Dowie's partner, Caitlin Welsh, manages the international markets and customer service. "Two heads are better than one," she says. "We both live and breathe Bedfordshire Beard Co., and we wouldn't have it any other way."
A family affair
The brand's beard oils are carefully blended using organic oils (such as extracts of almond, grapeseed, hemp, juniper and apricot) to nourish and moisturise the skin while deeply conditioning the beard. Each oil is handmade in-house in small batches. The beard balms, meanwhile, have been created using a blend of oils, butters and waxes that give a light hold.
However, there's a family secret. "Tom's mother comes from an aromatherapy background, so he had a little help with which oils and ingredients work best together and give the best health benefits," says Welsh. "We blend all our oils by hand and we want to make sure this is always a core process in our business, no matter how big it grows." She admits they have a secret technique when it comes to hand-pouring the oils, but says the method is "hush-hush".
The need for secrecy is self-evident: the beard grooming market has exploded into a US$6 billion global business in recent years, according to market researcher Euromonitor.
The beard boom
"It's great to see how the industry has blown up, but sadly this brings a large majority of price wars and lower quality products," says Dowie. "It has definitely made the established companies work harder on educating customers though, which can only be a good thing."

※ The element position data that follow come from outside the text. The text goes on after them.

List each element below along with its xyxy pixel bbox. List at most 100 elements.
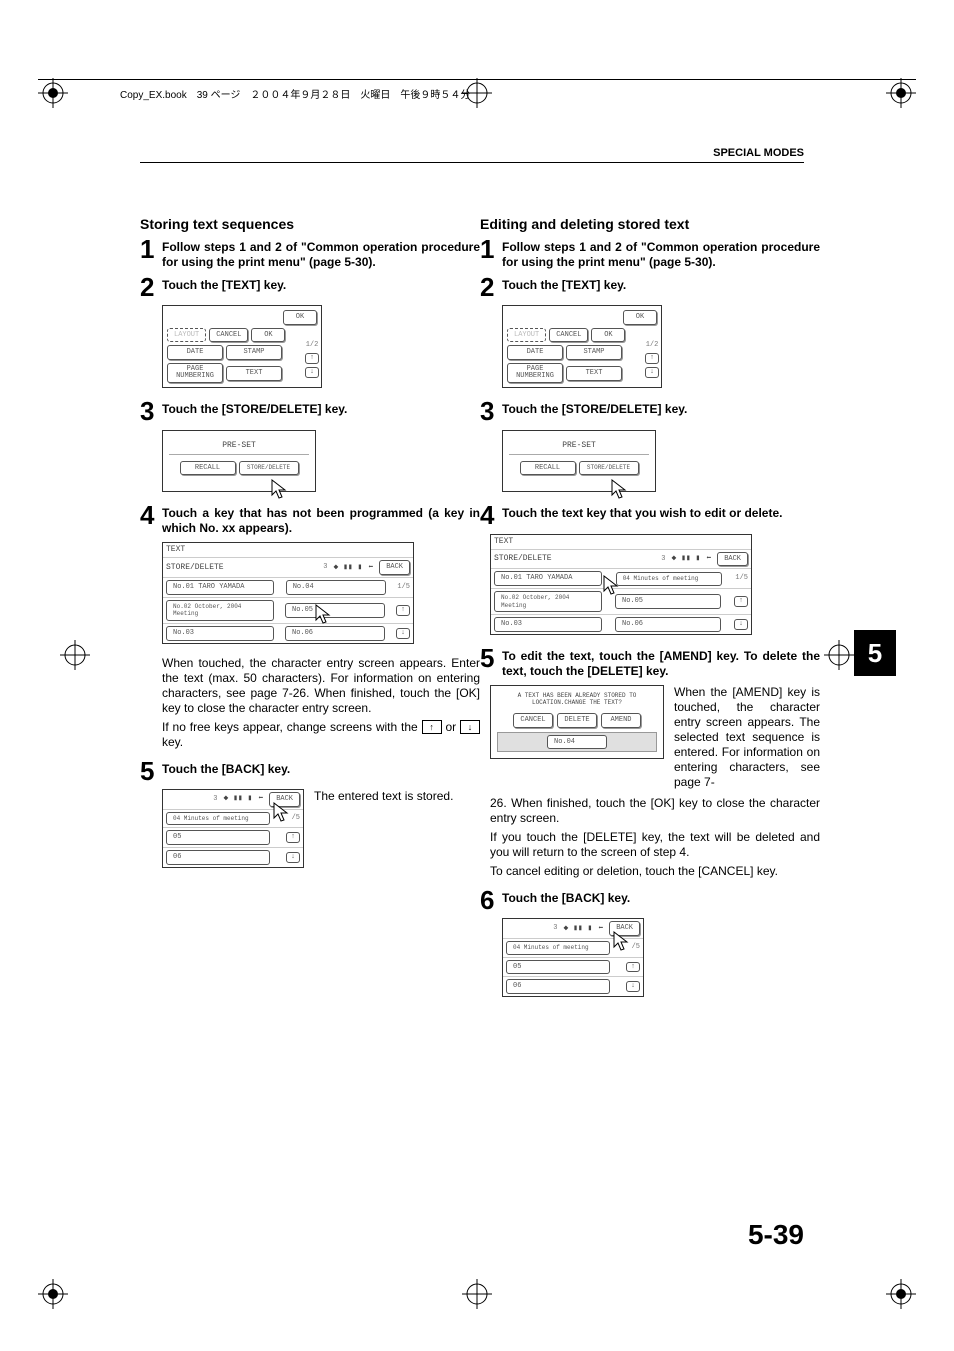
stamp-button[interactable]: STAMP	[226, 345, 282, 360]
store-delete-button[interactable]: STORE/DELETE	[579, 461, 639, 475]
step-5: 5 To edit the text, touch the [AMEND] ke…	[480, 647, 820, 679]
list-item[interactable]: No.01 TARO YAMADA	[494, 571, 602, 586]
scroll-up-button[interactable]: ↑	[305, 353, 319, 364]
list-item[interactable]: No.03	[494, 617, 602, 632]
crop-mark-icon	[38, 1279, 68, 1309]
step-text: Follow steps 1 and 2 of "Common operatio…	[502, 238, 820, 270]
left-title: Storing text sequences	[140, 216, 480, 234]
step-text: Touch the [STORE/DELETE] key.	[162, 400, 480, 423]
text-button[interactable]: TEXT	[226, 366, 282, 381]
list-item[interactable]: No.03	[166, 626, 274, 641]
list-item[interactable]: No.02 October, 2004 Meeting	[494, 591, 602, 612]
scroll-up-button[interactable]: ↑	[396, 605, 410, 616]
screen-preset: PRE-SET RECALL STORE/DELETE	[502, 430, 656, 493]
register-mark-icon	[462, 1279, 492, 1309]
store-delete-button[interactable]: STORE/DELETE	[239, 461, 299, 475]
page-numbering-button[interactable]: PAGE NUMBERING	[507, 363, 563, 383]
list-item[interactable]: 04 Minutes of meeting	[166, 812, 270, 826]
list-item[interactable]: No.02 October, 2004 Meeting	[166, 600, 274, 621]
list-item[interactable]: No.06	[285, 626, 385, 641]
right-title: Editing and deleting stored text	[480, 216, 820, 234]
screen-back: 3 ◆ ▮▮ ▮ ⬅ BACK 04 Minutes of meeting /5…	[502, 918, 644, 997]
pager-number: 3	[553, 924, 557, 933]
cancel-button[interactable]: CANCEL	[513, 713, 553, 728]
list-item[interactable]: No.05	[285, 603, 385, 618]
list-item[interactable]: No.05	[615, 594, 721, 609]
step4-paragraph: When touched, the character entry screen…	[162, 656, 480, 716]
list-item[interactable]: 06	[506, 979, 610, 994]
step-number: 6	[480, 889, 498, 912]
recall-button[interactable]: RECALL	[180, 461, 236, 476]
register-mark-icon	[60, 640, 90, 670]
crop-mark-icon	[38, 78, 68, 108]
list-item[interactable]: 05	[506, 960, 610, 975]
step-text: Touch the [BACK] key.	[162, 760, 480, 783]
step-number: 1	[480, 238, 498, 270]
list-item[interactable]: No.06	[615, 617, 721, 632]
layout-tab[interactable]: LAYOUT	[507, 328, 546, 343]
list-item[interactable]: No.04	[286, 580, 386, 595]
pager-number: 3	[323, 563, 327, 572]
step-number: 5	[140, 760, 158, 783]
list-item[interactable]: 05	[166, 830, 270, 845]
page: Copy_EX.book 39 ページ ２００４年９月２８日 火曜日 午後９時５…	[0, 0, 954, 1351]
dialog-message: LOCATION.CHANGE THE TEXT?	[497, 699, 657, 707]
page-numbering-button[interactable]: PAGE NUMBERING	[167, 363, 223, 383]
back-button[interactable]: BACK	[379, 560, 410, 575]
preset-label: PRE-SET	[169, 441, 309, 455]
step-text: Touch the [TEXT] key.	[502, 276, 820, 299]
back-button[interactable]: BACK	[717, 552, 748, 567]
left-column: Storing text sequences 1 Follow steps 1 …	[140, 216, 480, 874]
screen-preset: PRE-SET RECALL STORE/DELETE	[162, 430, 316, 493]
stamp-button[interactable]: STAMP	[566, 345, 622, 360]
scroll-up-button[interactable]: ↑	[626, 962, 640, 973]
scroll-down-button[interactable]: ↓	[645, 367, 659, 378]
scroll-down-button[interactable]: ↓	[305, 367, 319, 378]
list-item[interactable]: 04 Minutes of meeting	[616, 572, 722, 586]
step-text: Touch the text key that you wish to edit…	[502, 504, 820, 527]
step-4: 4 Touch a key that has not been programm…	[140, 504, 480, 536]
date-button[interactable]: DATE	[507, 345, 563, 360]
date-button[interactable]: DATE	[167, 345, 223, 360]
step-1: 1 Follow steps 1 and 2 of "Common operat…	[140, 238, 480, 270]
page-fraction: /5	[632, 943, 640, 952]
step-3: 3 Touch the [STORE/DELETE] key.	[140, 400, 480, 423]
list-item[interactable]: No.01 TARO YAMADA	[166, 580, 274, 595]
step-number: 1	[140, 238, 158, 270]
layout-tab[interactable]: LAYOUT	[167, 328, 206, 343]
scroll-up-button[interactable]: ↑	[286, 832, 300, 843]
ok-button[interactable]: OK	[251, 328, 285, 343]
ok-button[interactable]: OK	[591, 328, 625, 343]
delete-button[interactable]: DELETE	[557, 713, 597, 728]
up-key-icon: ↑	[422, 720, 442, 734]
crumb-store-delete: STORE/DELETE	[166, 563, 224, 573]
page-number: 5-39	[748, 1219, 804, 1251]
scroll-up-button[interactable]: ↑	[645, 353, 659, 364]
cursor-icon	[269, 479, 289, 503]
page-fraction: 1/5	[735, 574, 748, 583]
page-fraction: 1/2	[646, 341, 659, 350]
cancel-button[interactable]: CANCEL	[209, 328, 248, 343]
amend-button[interactable]: AMEND	[601, 713, 641, 728]
crop-mark-icon	[886, 1279, 916, 1309]
ok-button[interactable]: OK	[283, 310, 317, 325]
recall-button[interactable]: RECALL	[520, 461, 576, 476]
cursor-icon	[313, 604, 333, 628]
ok-button[interactable]: OK	[623, 310, 657, 325]
pager-number: 3	[661, 555, 665, 564]
scroll-down-button[interactable]: ↓	[396, 628, 410, 639]
step5-para2: 26. When finished, touch the [OK] key to…	[490, 796, 820, 826]
list-item[interactable]: 06	[166, 850, 270, 865]
chapter-tab: 5	[854, 630, 896, 676]
step5-side-text: The entered text is stored.	[314, 789, 480, 804]
scroll-up-button[interactable]: ↑	[734, 596, 748, 607]
scroll-down-button[interactable]: ↓	[286, 852, 300, 863]
list-item[interactable]: 04 Minutes of meeting	[506, 941, 610, 955]
scroll-down-button[interactable]: ↓	[734, 619, 748, 630]
cancel-button[interactable]: CANCEL	[549, 328, 588, 343]
list-item[interactable]: No.04	[547, 735, 607, 750]
text-button[interactable]: TEXT	[566, 366, 622, 381]
step-number: 3	[140, 400, 158, 423]
section-rule	[140, 162, 804, 163]
scroll-down-button[interactable]: ↓	[626, 981, 640, 992]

Bedfordshire Beard Co. prides itself on handcrafted and naturally sourced oils. "Our core values are excellent quality, artisan production, and affordability," says Welsh. "We try our best to source ingredients locally and our retailers know they can trust us to supply them with handmade grooming products of the highest standard."

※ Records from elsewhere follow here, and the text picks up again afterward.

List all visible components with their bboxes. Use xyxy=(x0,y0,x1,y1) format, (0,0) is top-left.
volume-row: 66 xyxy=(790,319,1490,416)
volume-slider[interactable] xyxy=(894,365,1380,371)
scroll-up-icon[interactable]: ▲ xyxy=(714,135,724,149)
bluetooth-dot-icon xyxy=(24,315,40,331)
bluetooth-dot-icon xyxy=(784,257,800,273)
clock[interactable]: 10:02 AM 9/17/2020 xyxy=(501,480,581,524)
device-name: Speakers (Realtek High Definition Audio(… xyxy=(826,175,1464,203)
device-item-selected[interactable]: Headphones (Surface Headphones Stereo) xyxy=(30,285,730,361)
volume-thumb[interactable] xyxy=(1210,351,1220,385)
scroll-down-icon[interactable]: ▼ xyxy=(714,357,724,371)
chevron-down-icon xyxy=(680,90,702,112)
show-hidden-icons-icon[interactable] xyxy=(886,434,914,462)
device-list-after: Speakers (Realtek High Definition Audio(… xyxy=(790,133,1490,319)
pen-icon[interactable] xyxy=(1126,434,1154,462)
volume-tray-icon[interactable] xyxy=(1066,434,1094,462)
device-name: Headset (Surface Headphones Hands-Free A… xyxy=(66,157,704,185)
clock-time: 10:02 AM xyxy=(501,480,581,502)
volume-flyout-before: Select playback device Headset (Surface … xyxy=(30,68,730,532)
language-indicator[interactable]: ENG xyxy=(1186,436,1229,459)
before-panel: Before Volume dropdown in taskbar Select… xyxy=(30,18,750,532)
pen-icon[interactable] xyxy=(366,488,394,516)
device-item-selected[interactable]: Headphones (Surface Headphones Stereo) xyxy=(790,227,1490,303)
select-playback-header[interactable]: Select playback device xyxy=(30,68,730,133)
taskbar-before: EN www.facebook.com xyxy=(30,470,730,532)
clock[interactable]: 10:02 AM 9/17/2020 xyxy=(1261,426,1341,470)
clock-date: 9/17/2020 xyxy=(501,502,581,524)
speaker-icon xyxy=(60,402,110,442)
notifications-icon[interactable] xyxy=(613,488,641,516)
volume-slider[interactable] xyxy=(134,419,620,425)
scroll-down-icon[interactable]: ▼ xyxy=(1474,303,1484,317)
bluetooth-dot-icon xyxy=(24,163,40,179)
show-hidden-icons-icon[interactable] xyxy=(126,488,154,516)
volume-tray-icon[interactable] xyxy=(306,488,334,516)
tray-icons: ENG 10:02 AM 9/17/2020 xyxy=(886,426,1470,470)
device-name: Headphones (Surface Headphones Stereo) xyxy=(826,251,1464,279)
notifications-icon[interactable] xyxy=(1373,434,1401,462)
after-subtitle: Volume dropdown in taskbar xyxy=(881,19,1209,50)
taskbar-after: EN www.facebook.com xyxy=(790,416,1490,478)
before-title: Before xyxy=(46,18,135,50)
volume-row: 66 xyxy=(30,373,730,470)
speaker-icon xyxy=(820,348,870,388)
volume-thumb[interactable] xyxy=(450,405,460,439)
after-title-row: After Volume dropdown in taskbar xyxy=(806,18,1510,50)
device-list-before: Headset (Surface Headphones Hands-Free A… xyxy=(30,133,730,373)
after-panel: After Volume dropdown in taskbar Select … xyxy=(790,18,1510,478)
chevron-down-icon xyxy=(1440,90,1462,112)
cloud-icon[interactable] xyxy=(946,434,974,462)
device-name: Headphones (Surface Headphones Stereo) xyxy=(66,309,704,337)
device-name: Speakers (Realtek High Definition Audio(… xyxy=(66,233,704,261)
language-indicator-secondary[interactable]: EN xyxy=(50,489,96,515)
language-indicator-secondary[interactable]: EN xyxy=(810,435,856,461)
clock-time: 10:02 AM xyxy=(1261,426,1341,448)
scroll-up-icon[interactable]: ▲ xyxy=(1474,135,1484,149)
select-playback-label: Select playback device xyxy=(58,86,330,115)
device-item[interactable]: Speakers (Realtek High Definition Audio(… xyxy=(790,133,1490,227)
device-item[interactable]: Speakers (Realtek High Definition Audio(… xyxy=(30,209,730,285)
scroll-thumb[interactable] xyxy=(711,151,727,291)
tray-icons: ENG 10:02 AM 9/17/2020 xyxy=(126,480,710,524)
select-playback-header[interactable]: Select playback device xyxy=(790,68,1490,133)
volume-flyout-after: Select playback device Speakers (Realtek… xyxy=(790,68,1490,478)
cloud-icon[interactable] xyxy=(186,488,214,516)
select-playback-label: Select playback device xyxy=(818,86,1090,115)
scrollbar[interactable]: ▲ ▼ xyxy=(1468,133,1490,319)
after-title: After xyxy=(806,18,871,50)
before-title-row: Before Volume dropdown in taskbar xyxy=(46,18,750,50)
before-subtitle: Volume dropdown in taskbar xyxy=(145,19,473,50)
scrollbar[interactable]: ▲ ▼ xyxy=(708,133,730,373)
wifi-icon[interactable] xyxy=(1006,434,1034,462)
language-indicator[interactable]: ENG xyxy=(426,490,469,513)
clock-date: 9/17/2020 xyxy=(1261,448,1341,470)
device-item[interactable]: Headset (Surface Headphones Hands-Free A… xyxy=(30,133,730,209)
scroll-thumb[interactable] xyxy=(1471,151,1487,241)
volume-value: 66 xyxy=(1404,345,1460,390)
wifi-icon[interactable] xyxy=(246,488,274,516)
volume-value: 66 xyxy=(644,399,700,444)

However, while the company's goal is to deliver artisanal quality, there's also a whiff of romance in its branding. Take its latest scent, The Tobacconist. "We wanted to combine warm, spicy tones with the sweetness of vanilla," says Dowie. "It's what we imagine the scent of a gentlemen's club from the early 1900s would have been like. For us, this is the perfect fragrance for the modern gentleman. Everyone lucky enough to have sampled it has fallen in love with it."
Company of men
Grooming-wise, the longevity of the beard's popularity is a hairy issue. Some say beards are here to stay, others claim we have reached "peak beard". Dowie is more philosophical.
"What they might be forgetting is that many who were in it for the fashion have now shaved theirs off," he says. "There are many men who had a beard before it became a fashion statement, and those guys still have them now.
The hipster stigma — if you want to call it that — has passed. Men are choosing to keep the beard or grow one simply because it suits them. They aren't growing one to conform to the latest trend. These guys are our ideal customers. They understand the beard community, the lifestyle, and beard care."
Talking of communities, does he find that bearded men orbit towards one another for grooming advice?
"Totally," says Dowie. "Every time we're out and about we end up in an in-depth conversation on beard care or even skincare routines. They say men's grooming is the fastest growing market in the cosmetics industry, so we hope to bring the use of natural ingredients within our products to address men's grooming needs."
As for defining the ideal customer, he is careful not to pigeonhole. "We tend to avoid focusing on the beard making a man 'manly'," he says. "Modern masculinity has nothing to do with facial hair. It's a gentlemanly attitude with an edge; someone who gets their hands dirty but takes the time to maintain their appearance and enjoys the fine things life has to offer."